Fé, esperança e caridade


Obama vê a esperança piscar; economistas acham que é falta de energia e americanos padecem no país mais rico


É PÁSCOA e é primavera no Norte do planeta. Na Sexta-Feira Santa, Barack Obama reuniu-se com seus economistas, muito amigos da grana, e disse que vê "a esperança cintilar" aqui e ali. No comentarismo econômico, muita gente vê "green shoots" ("brotos"), metáfora clichê para a retomada econômica, a primavera da grana. Parece haver muita fé (na volta do dinheiro), esperança (de sair do buraco) e, como de costume, escassa caridade ("caritas", "ágape", amor ao próximo), para colocar as virtudes teologais em contexto impróprio.

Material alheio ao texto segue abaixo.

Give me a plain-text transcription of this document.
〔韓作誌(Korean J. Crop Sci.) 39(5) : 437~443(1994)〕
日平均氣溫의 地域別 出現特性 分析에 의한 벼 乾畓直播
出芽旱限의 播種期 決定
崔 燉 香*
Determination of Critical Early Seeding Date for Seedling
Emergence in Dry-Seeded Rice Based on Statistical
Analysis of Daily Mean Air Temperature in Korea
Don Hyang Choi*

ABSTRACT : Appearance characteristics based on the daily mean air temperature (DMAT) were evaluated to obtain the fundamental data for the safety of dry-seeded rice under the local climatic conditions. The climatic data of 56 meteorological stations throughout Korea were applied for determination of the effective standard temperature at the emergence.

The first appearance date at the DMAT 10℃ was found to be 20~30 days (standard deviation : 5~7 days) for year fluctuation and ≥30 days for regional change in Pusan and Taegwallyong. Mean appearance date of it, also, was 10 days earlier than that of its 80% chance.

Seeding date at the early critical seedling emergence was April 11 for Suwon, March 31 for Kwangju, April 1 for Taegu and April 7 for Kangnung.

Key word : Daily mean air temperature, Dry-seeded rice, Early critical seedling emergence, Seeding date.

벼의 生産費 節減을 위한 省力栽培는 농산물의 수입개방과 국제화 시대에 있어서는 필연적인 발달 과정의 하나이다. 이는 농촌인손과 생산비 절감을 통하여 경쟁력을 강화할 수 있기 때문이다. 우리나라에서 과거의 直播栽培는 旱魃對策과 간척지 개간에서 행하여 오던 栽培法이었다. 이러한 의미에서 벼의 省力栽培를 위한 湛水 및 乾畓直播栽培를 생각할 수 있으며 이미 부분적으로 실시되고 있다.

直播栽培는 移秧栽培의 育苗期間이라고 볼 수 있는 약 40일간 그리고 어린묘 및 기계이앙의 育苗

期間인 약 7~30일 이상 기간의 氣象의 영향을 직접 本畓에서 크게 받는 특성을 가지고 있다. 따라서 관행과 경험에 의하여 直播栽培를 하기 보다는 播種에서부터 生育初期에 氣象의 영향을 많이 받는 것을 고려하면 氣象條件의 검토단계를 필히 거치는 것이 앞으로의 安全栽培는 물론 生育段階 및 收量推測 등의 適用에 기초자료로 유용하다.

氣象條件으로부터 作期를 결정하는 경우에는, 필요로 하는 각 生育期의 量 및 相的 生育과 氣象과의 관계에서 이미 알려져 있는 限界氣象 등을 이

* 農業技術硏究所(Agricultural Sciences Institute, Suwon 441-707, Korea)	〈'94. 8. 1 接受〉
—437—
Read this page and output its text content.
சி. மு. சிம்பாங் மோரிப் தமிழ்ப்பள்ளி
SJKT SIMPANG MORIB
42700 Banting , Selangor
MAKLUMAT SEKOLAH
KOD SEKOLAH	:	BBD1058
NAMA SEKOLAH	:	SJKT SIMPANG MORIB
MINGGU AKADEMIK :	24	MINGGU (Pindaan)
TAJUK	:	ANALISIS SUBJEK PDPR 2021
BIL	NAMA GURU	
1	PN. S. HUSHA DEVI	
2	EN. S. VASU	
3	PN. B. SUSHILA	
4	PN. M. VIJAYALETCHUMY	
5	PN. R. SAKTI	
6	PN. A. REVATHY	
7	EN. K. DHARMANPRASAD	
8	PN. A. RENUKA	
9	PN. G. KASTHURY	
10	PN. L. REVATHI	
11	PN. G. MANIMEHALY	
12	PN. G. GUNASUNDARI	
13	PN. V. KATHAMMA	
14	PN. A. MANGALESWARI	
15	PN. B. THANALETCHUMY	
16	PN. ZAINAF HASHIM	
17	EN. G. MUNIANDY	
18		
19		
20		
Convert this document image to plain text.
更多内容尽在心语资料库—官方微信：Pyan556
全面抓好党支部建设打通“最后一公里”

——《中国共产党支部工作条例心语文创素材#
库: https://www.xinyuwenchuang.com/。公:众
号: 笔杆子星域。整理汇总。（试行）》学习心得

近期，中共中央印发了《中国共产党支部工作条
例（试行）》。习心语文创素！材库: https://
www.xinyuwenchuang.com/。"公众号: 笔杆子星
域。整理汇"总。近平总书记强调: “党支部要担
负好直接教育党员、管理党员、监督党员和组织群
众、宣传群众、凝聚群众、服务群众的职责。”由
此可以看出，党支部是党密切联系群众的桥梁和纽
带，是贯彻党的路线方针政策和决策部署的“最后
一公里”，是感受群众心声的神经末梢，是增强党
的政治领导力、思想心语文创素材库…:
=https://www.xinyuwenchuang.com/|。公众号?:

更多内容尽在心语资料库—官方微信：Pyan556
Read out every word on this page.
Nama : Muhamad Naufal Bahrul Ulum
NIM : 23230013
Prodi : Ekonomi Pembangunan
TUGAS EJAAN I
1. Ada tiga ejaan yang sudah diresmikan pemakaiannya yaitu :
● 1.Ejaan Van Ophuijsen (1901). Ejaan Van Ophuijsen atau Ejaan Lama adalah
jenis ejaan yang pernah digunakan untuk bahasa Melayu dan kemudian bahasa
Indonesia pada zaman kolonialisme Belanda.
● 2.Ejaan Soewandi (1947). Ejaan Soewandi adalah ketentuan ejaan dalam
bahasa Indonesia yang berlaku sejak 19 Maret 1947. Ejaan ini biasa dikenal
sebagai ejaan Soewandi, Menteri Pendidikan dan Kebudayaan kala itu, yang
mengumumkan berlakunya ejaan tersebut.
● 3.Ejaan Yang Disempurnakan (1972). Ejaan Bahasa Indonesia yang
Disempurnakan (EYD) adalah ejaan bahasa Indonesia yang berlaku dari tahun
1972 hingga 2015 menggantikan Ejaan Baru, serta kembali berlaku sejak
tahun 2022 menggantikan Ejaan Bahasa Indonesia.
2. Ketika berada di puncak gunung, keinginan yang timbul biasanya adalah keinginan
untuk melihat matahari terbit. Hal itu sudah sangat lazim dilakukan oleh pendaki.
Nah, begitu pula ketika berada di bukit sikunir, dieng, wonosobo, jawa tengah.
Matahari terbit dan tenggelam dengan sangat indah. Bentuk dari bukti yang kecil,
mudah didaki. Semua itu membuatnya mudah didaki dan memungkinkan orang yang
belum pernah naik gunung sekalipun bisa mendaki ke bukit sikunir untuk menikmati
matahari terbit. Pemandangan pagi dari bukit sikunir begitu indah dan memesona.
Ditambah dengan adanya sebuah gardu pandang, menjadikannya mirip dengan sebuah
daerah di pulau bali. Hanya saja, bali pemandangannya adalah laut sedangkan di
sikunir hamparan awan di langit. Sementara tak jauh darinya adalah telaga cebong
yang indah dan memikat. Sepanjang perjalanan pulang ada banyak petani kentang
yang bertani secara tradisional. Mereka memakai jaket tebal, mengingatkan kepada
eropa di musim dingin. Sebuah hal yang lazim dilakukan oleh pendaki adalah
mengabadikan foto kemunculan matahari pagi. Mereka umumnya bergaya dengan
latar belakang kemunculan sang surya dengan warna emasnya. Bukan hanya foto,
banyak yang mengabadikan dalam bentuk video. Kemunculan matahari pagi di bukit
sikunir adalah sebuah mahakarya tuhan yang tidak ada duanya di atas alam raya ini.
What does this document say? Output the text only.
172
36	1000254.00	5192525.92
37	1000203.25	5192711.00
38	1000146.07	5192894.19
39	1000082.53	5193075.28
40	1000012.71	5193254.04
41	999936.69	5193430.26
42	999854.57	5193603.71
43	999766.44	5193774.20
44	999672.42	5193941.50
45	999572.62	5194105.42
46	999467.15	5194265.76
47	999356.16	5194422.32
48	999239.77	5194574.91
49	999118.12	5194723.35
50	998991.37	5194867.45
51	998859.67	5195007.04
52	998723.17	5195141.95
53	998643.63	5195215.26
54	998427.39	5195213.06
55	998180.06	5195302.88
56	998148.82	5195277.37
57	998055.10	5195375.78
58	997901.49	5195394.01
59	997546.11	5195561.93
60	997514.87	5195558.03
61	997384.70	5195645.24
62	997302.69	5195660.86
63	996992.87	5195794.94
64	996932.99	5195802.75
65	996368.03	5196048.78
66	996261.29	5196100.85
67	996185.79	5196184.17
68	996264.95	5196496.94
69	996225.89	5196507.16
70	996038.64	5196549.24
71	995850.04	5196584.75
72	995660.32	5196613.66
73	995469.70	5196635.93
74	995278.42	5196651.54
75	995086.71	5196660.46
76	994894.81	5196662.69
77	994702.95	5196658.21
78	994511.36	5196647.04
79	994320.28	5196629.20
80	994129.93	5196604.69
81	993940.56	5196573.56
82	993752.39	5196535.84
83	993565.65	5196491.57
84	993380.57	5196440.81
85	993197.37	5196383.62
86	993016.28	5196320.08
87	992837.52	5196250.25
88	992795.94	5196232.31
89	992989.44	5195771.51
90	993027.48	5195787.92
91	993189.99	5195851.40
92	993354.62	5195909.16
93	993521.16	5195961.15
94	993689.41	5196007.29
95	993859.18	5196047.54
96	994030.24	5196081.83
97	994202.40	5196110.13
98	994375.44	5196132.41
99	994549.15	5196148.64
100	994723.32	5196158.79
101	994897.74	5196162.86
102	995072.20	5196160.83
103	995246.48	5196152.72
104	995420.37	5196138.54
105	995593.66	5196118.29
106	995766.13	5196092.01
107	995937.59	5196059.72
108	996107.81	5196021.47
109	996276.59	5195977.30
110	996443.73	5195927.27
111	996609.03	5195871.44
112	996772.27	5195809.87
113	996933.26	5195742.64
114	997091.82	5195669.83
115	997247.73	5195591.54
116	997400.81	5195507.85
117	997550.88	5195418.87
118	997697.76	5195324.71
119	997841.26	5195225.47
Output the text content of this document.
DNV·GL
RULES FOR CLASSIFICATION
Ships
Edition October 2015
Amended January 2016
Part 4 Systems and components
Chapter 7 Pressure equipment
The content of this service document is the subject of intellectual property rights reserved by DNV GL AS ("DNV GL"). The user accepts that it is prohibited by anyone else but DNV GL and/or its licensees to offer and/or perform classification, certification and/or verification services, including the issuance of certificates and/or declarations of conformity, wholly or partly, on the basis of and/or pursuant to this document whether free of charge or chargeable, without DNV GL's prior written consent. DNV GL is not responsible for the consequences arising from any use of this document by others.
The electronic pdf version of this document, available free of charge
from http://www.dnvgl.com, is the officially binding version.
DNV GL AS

Americanos pobres se mudam para casas vazias pelo despejo da crise imobiliária. Muitos dos ocupantes ("squatters") recebem para tanto apoio de associações de sem-teto e movimentos de direitos civis. Uma das associações mais radicais, o "Take Back the Land" ("Tome a Terra de Volta"), só de negros, tem como símbolo um punho fechado sobre um mapa verde da África e propõe ações parecidas com as do MST. A "Coalizão Nacional dos Sem-Teto" diz que há mais de dez grupos nacionais que auxiliam as "ocupações".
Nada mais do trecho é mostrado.